DON'T tell them it's a regift!
This is a MUST. I mean, some people might know, and I don't encourage lying, but all you have to say is "I thought of you when I was looking at it!" or "I knew you had to have it." Those are truthful statements while also remaining ambiguous. The point here is not to mislead or lie to your giftee, but rather to protect your relationship. No matter how incredibly on-point or nice a re-gift is, if a person finds out it is a regift, and not new, they may be offended.
DO combine regifted items with new pieces
I have put together quite a few baby shower gifts since having Bodie, and I like to mix in some regifting along with a brand new gift. For example, in the case of a baby shower, it's more than acceptable to purchase something off of a registry, but then perhaps you add in a onesie or board book that you know you will not be using with your baby. This is a nice way to fill out a gift and make it more extravagant while also remaining frugal.
DON'T regift in place of a normal gift
My rule of thumb is that if a gift I have around my house HAPPENS to fit an occasion, celebration, or friend perfectly, then I will regift. But this means that when invited to an event, I do NOT view regifting as my first option. I only regift if something pops into my head and it would fit the person perfectly, OR as a compliment to a new gift. Regifting is a nice way to remain frugal, but don't let it be your default.
DO keep the tags on gifts you just aren't sure of
If you receive a gift and you aren't sure about it from the moment you open it, it may be wise to keep the tags and packaging together on the off chance that you are able to regift the item tastefully! I have received clothing and home decor pieces that aren't quite my style, but instead of taking off the packaging and storing them away to never be seen again, hold off on using those scissors and keep the packaging on! You may not be a fan of black modern bakeware, but maybe you have a friend who adores it! Regift!

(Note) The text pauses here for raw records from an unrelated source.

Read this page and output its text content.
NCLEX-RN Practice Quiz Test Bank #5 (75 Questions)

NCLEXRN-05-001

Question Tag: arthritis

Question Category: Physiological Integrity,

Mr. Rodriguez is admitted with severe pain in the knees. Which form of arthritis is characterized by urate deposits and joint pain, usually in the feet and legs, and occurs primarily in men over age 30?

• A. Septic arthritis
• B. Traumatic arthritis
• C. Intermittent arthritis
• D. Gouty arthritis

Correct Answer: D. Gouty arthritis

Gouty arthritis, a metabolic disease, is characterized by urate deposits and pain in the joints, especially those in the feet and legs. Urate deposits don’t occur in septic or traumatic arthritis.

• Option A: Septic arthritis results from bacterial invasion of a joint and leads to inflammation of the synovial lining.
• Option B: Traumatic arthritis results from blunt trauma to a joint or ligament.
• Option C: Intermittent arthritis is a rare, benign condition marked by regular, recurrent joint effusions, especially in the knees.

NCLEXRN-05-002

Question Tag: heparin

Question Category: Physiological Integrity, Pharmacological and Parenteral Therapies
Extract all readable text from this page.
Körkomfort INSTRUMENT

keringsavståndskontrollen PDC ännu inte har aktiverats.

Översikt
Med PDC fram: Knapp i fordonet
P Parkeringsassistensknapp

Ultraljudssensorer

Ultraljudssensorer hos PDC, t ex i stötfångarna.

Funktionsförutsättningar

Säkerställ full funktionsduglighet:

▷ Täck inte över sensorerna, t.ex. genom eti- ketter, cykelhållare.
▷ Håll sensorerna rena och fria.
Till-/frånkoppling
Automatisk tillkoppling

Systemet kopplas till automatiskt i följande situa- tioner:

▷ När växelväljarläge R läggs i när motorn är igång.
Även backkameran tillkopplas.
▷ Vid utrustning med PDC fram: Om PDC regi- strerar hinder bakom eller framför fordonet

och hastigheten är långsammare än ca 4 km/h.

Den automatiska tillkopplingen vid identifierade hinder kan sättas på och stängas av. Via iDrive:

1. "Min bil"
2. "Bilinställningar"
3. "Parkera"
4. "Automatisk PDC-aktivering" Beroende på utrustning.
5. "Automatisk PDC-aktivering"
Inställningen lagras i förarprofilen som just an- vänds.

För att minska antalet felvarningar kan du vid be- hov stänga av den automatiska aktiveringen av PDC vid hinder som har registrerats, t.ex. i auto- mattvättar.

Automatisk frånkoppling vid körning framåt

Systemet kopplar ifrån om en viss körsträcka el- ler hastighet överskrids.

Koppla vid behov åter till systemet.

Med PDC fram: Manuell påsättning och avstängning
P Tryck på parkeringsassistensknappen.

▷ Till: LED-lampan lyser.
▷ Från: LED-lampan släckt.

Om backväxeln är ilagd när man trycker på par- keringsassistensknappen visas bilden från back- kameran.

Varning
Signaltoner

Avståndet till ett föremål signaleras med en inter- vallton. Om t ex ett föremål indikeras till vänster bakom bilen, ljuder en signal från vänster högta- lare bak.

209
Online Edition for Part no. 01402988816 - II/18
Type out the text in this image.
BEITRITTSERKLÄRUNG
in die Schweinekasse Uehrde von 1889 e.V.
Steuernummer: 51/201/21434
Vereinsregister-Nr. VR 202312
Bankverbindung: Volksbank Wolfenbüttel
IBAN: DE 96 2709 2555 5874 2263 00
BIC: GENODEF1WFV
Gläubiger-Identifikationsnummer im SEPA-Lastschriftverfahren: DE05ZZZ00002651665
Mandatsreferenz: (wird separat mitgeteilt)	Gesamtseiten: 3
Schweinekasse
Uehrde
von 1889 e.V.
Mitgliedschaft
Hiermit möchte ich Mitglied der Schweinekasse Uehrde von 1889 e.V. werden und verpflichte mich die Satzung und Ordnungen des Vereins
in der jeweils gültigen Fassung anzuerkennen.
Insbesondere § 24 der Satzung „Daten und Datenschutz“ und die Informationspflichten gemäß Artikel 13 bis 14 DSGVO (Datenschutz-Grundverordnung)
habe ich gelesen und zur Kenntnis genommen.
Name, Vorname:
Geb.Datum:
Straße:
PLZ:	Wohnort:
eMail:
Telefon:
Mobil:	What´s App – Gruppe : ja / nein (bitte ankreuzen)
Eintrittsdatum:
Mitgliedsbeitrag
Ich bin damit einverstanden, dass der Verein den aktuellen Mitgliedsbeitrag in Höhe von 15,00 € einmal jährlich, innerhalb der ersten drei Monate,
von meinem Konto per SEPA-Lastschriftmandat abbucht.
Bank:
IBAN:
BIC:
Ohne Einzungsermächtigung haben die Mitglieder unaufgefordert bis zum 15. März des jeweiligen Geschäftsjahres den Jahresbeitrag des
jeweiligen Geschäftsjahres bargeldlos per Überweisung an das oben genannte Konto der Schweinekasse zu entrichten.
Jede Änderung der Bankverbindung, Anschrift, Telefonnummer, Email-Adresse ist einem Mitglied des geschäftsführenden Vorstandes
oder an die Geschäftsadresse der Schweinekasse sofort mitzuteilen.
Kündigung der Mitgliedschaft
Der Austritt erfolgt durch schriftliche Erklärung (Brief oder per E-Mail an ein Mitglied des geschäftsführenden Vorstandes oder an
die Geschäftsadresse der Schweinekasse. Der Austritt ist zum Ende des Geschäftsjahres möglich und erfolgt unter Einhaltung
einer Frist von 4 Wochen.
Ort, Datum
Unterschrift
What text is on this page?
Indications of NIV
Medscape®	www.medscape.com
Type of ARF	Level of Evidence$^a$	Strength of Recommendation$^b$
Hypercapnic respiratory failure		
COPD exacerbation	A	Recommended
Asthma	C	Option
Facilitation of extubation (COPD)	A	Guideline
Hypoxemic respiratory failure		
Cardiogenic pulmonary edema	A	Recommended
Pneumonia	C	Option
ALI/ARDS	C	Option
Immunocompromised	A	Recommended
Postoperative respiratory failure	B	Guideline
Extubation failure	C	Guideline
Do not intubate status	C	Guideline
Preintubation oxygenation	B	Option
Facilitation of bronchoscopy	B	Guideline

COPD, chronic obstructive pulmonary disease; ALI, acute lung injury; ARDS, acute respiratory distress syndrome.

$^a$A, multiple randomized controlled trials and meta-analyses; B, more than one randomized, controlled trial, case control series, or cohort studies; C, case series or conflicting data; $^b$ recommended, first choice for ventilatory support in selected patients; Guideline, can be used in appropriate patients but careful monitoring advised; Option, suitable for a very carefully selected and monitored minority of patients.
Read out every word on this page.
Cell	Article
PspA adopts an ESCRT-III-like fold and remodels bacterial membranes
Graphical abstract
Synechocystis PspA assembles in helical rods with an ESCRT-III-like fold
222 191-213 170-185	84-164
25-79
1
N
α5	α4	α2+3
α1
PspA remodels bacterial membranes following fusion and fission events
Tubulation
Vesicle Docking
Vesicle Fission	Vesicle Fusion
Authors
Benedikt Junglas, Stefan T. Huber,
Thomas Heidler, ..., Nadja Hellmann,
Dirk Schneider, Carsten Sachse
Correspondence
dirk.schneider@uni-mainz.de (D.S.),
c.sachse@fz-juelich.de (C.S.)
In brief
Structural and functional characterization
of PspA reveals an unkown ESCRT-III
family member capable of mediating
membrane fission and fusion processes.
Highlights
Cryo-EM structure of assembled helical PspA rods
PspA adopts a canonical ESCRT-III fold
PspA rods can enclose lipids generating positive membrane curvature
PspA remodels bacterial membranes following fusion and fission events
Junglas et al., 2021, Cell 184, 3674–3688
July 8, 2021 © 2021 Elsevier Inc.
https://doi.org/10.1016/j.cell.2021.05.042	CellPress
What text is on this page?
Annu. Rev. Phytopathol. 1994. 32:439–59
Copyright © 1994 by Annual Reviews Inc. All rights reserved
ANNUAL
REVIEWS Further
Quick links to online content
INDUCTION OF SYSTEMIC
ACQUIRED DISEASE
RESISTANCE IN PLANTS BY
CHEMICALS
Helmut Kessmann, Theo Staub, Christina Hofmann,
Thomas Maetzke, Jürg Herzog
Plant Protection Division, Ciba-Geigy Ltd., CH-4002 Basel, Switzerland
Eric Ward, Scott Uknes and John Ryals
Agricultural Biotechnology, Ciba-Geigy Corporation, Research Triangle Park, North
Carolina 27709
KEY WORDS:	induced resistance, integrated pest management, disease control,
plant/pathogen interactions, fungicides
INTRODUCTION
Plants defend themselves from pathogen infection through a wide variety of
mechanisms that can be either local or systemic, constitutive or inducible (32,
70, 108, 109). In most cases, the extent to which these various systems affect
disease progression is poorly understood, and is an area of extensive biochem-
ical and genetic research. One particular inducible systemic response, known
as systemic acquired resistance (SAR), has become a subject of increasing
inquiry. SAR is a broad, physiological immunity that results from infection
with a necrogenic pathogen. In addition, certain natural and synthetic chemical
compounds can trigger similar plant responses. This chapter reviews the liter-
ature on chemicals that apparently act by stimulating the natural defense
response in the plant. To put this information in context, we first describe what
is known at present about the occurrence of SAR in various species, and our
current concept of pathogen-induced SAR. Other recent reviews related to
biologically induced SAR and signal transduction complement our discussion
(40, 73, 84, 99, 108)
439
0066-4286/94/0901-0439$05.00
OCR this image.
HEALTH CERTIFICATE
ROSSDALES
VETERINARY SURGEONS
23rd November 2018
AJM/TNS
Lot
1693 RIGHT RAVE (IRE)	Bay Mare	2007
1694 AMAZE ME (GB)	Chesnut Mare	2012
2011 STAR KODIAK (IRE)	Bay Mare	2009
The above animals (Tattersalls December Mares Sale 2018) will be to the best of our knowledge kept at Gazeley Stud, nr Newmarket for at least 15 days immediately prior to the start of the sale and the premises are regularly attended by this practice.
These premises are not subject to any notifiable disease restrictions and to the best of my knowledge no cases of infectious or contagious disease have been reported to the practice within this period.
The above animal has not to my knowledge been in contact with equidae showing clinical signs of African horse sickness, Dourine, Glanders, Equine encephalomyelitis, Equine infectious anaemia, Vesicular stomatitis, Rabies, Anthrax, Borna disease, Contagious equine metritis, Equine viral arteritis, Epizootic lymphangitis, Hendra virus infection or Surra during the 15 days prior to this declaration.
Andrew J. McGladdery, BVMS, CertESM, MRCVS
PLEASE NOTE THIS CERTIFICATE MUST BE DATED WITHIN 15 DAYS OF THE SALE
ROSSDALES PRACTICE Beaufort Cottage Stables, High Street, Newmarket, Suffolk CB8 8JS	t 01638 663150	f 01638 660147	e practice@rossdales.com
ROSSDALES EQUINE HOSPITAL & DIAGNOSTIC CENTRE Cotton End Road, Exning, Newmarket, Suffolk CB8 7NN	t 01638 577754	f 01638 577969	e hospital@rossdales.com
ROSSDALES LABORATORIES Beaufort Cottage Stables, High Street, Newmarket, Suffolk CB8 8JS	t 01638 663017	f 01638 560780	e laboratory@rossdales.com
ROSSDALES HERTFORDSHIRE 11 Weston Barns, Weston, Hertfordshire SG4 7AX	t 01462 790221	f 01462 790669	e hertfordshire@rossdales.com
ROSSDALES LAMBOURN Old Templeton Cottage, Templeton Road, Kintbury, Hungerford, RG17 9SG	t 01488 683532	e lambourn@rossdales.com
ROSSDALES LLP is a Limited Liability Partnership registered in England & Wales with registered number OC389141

Finally... ALWAYS regift with intention
Don't regift with the hopes of clearing out your clutter or emptying your closet, and don't regift in the hopes that someone may grow to appreciate your rejects one day. No! Regift with intention. Make sure you think through the item AND the person who will be receiving it. Are they a match? Does it resemble their style? Decor? Would they buy it themselves brand new? These are important questions! If any of the answers to these questions is no, press pause on your regifting plan!
In total, regifting doesn't have to be completely off-limits, nor does it have to be tacky. Tasteful, well thought out and well-intentioned regifting can actually be a blessing to you AND your giftee.